Coal supply by CIL to power sector was 488 mt during 2018-19 almost 7.5 per cent higher than the 454 mt registered during 2017-18.

Supply share

During 2018-19, CIL’s share of despatch to power sector increased to 80 per cent from 78 per cent during the previous two years.

“Boosting despatch to power sector remained the focal area of CIL throughout 2018-19, as a result of which coal stocks with the power plants had increased from the low of 9.424 mt (equivalent to 6 days consumption level) to 30.947 mt (equivalent to 18 days consumption level) at the close of March 31, 2019,” said a press statement issued by CIL.

Critical stock list

The State-owned miner also succeeded in bringing down the number of power stations in critical stock list from 34 as on May 5, 2018 to ‘nil’ as on March 31, 2019.

The window of special forward e-auction for power utilities was introduced mainly to cater to the needs of the power plants whose coal blocks had been deallocated and as the result of which tapering linkages were done away with. However, the introduction of ‘Shakti’ policy by the Central government in 2017-18, paved the way for such utilities to secure linkages from CIL.

Coal linkages

Coal linkages worth close to 27 mt per annum had been allocated in the first round of linkage auction conducted in 2017-18. Further, CIL signed Fuel Supply Agreements (FSA) for a capacity of 5,230 MW with power plants who were earlier issued LoA (Letter of Assurance), but whose commissioning was delayed beyond the stipulated timelines.

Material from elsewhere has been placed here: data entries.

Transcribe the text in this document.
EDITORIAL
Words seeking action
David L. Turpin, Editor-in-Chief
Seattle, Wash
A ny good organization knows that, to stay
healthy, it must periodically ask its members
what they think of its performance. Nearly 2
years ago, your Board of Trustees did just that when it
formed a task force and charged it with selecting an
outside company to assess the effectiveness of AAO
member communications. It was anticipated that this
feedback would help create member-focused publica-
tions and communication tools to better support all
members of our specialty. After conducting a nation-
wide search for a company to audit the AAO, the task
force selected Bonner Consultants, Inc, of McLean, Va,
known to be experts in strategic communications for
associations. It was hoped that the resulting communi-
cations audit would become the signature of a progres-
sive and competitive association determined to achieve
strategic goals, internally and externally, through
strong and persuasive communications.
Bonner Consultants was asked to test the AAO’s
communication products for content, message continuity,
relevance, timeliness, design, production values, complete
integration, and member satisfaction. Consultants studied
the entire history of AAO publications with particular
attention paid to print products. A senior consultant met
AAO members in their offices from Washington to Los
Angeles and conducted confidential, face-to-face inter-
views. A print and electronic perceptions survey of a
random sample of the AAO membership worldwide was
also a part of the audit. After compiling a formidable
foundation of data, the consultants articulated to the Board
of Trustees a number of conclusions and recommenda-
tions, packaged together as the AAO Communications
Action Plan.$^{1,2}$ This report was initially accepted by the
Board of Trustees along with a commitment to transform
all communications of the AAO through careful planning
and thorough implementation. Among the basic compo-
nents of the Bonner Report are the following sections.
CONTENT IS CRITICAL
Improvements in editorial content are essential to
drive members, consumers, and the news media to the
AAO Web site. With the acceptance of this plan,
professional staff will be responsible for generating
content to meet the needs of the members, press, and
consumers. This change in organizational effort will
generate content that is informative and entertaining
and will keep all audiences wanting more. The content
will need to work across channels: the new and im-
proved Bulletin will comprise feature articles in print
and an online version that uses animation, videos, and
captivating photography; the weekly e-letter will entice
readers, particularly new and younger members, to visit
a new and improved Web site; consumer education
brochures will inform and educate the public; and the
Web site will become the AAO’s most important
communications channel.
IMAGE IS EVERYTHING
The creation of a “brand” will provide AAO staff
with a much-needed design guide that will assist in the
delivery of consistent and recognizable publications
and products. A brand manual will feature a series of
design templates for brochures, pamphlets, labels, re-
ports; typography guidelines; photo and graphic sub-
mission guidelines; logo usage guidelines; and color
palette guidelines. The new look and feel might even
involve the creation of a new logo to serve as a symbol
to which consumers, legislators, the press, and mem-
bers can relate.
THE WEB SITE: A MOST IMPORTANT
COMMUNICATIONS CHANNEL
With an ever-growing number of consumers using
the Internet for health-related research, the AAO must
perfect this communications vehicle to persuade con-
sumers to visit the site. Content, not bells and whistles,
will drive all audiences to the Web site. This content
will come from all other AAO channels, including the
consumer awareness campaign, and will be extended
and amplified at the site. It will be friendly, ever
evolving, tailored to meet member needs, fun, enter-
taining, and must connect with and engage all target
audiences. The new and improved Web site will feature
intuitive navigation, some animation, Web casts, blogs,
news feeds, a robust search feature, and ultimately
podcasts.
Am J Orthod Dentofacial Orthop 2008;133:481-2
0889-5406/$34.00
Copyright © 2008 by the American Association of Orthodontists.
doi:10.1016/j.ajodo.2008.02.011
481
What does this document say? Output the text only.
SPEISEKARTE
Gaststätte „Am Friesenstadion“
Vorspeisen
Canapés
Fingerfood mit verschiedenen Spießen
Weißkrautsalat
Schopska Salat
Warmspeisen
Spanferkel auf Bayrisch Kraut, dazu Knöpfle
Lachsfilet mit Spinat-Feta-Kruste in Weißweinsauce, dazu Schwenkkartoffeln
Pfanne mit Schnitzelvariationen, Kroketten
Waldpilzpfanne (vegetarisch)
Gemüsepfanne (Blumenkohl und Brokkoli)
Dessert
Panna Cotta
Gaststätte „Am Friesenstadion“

This apart, CIL also issued linkages to 13 power plants with total capacity of 13,980 MW under various stages of commissioning. As many as 15 power plants which were allocated coal blocks for their captive use, but could not start coal production from the blocks, were also allocated bridge linkages to meet their coal requirement or shortfall of production during 2018-19.

“All these plants were otherwise dependent on special forward e-auction window of CIL for sourcing domestic coal requirements. With the grant of regular and bridge linkages, dependency of large numbers of power plants had shifted from the special window of e-auction to institutional mechanism of supplies from CIL through FSAs and MoUs,” the release said.

In the wake of thrust to the power sector, the share of coal allocated under e-auction segment has come down to 12.6 per cent of production from 16.9 per cent in 2017-18 and 20.5 per cent in 2016-17.